Nature Medicine | Spoonful of Medicine

Gene associations galore

This week’s issue of JAMA struck me as pretty interesting. They normally publish stuff that’s too clinical or epidemiological for my taste and in comparison to what we publish, but this time they had a themed issue on genomics with four articles reporting associations between gene variants and diseases of different systems.

Two of the articles are relevant to the cardiovascular system. First, Tamali Bhattacharyya and colleagues established a link between polymorphisms that affect the function of paraoxonase 1 (an HDL-bound enzyme with cardioprotective properties), oxidative stress and cardiovascular disease. As might be expected, forms of the enzyme with higher activity were associated with less oxidative stress and a reduced risk of cardiac events.

The second paper, by Irene Bezemer and her colleagues, disclosed gene polymorphisms linked to deep vein thrombosis. These variants affected several genes (CYP4V2, SERPINC1, GP6, KLKB1 and F11), and some of these were also linked to higher levels of coagulation factor XI, hinting at a possible molecular mechanism.

Next, a study by Joyce van Meurs and colleagues reports polymorphisms in the low-density lipoprotein receptor-related protein LRP5 that are associated with osteoporosis. As mutations in LRP5 had already been linked to bone disorders, it is not entirely surprising that variants of this gene would lead to reduced bone density and increased fracture risk.
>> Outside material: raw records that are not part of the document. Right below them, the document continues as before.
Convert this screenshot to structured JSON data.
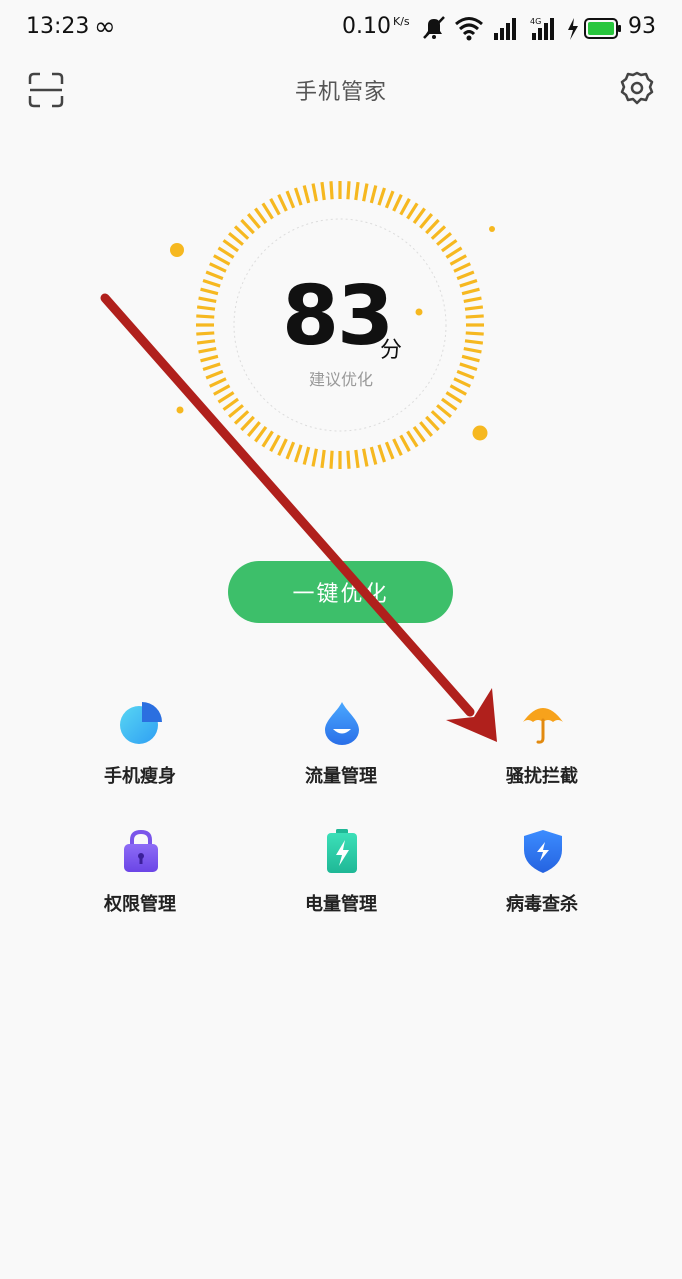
{
  "status_bar": {
    "time": "13:23",
    "loop_icon": "∞",
    "net_speed": "0.10",
    "net_unit": "K/s",
    "battery": "93"
  },
  "app_bar": {
    "title": "手机管家"
  },
  "score": {
    "value": "83",
    "unit": "分",
    "status": "建议优化"
  },
  "optimize_button": {
    "label": "一键优化"
  },
  "tools": [
    {
      "label": "手机瘦身",
      "icon": "storage-cleanup-icon"
    },
    {
      "label": "流量管理",
      "icon": "data-drop-icon"
    },
    {
      "label": "骚扰拦截",
      "icon": "umbrella-icon"
    },
    {
      "label": "权限管理",
      "icon": "lock-icon"
    },
    {
      "label": "电量管理",
      "icon": "battery-icon"
    },
    {
      "label": "病毒查杀",
      "icon": "shield-icon"
    }
  ],
  "colors": {
    "accent_green": "#3dbf6a",
    "dial_orange": "#f6b820",
    "arrow_red": "#b0201c"
  }
}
Last, but not least, there’s a very intriguing contribution by Elisabeth Binder and her colleagues, who found that variants in the FKBP5 gene (which encodes a protein that interacts with the glucocorticoid receptor to modulate its cortisol-binding affinity and has therefore been linked to physiological responses to stress) interact with the occurrence of abuse during childhood, predicting the severity of posttraumatic stress disorder (PTSD) in adulthood. The gene variants themselves were not good predictors of PTSD. So, this is a fine example of gene-environment interactions in the context of mental disease.

Very interesting associations indeed. Hopefully they’ll lead to some hardcore molecular work that results in some mechanistic insight into the biological meaning of this gene polymorphisms that goes above and beyond the correlations found in these studies.